Caspar Olevian (or Kaspar Olevianus; 10 August 1536 – 15 March 1587) was a significant German Reformed theologian during the Protestant Reformation and along with Zacharias Ursinus was said to be co-author of the Heidelberg Catechism. That theory of authorship has been questioned by some modern scholarship.

== Life ==
Born in Trier, Olevian was the son of a baker and attended a course of humanist studies in Paris.

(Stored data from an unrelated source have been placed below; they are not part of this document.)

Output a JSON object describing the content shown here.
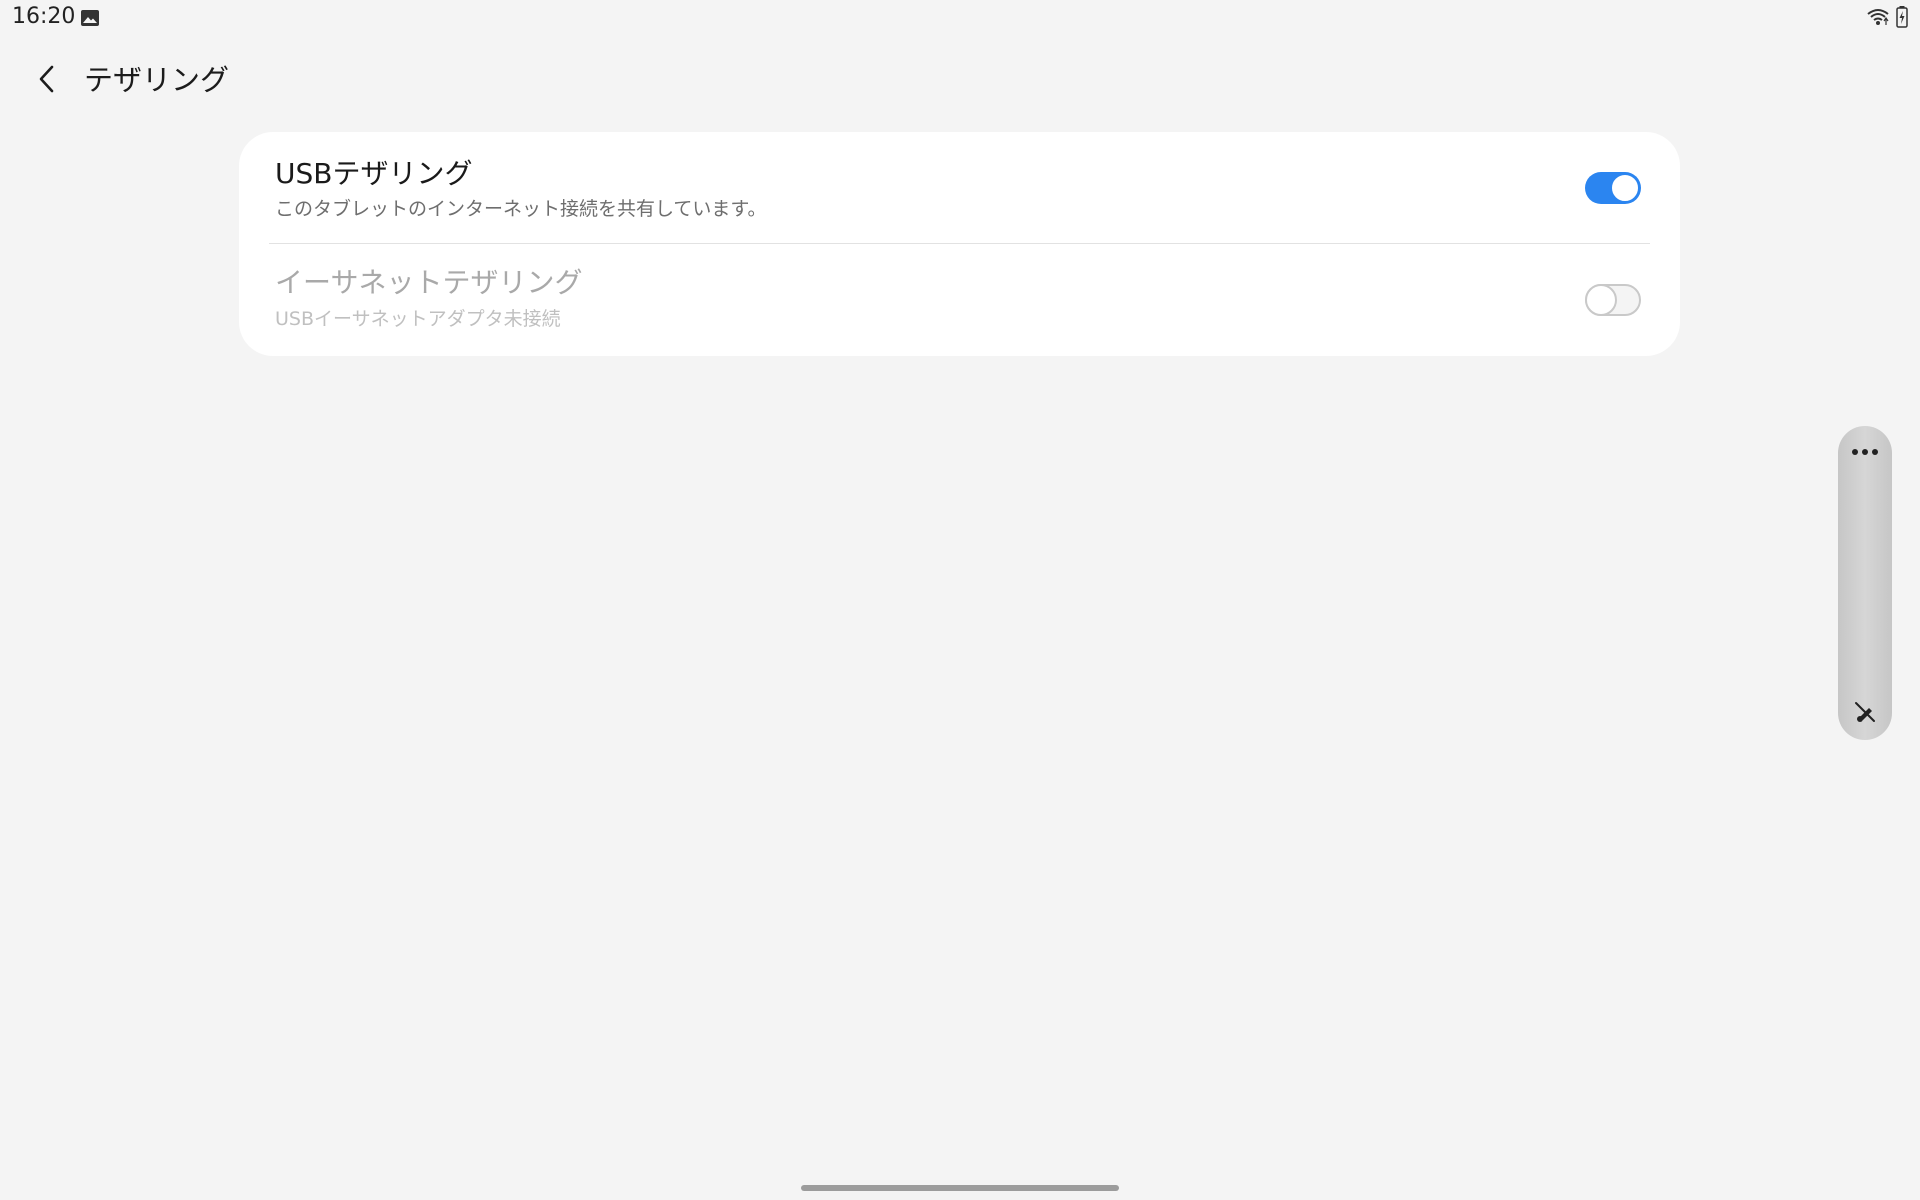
{
  "status_bar": {
    "time": "16:20",
    "left_icons": [
      "gallery-icon"
    ],
    "right_icons": [
      "wifi-icon",
      "battery-charging-icon"
    ]
  },
  "header": {
    "back_icon": "chevron-left-icon",
    "title": "テザリング"
  },
  "settings": [
    {
      "title": "USBテザリング",
      "summary": "このタブレットのインターネット接続を共有しています。",
      "enabled": true,
      "toggle_on": true
    },
    {
      "title": "イーサネットテザリング",
      "summary": "USBイーサネットアダプタ未接続",
      "enabled": false,
      "toggle_on": false
    }
  ],
  "edge_panel": {
    "top_icon": "more-horizontal-icon",
    "bottom_icon": "pen-off-icon"
  },
  "colors": {
    "background": "#f4f4f4",
    "card": "#ffffff",
    "accent": "#2b85f0",
    "disabled_text": "#a9a9a9"
  }
}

He went on to study law at Bourges and came under the influence of Reformation teaching. On his return to Trier his beliefs came into conflict with those of the local clergy.

In 1560 he was invited by Frederick III, Elector Palatine to teach at the University of Heidelberg. After the Elector's death his son Louis VI, Elector Palatine, who was strongly Lutheran in conviction, attempted to turn the school away from the Reformed doctrine of the Heidelberg catechism. Olevianus was banned from teaching but he was able to move to Berleburg. There, in 1578, he published a commentary on the Epistle to the Galatians, with a preface by Theodore Beza.

Olevianus published several works on the Covenant of Grace. In 1584 he moved to the County of Nassau and became rector of Herborn Academy. He died in 1587 surrounded by friends and supporters and was buried in Herborn. On his deathbed he was asked "Are you undoubtedly sure of your salvation, as you taught others constantly?" His reply was "Most certain!"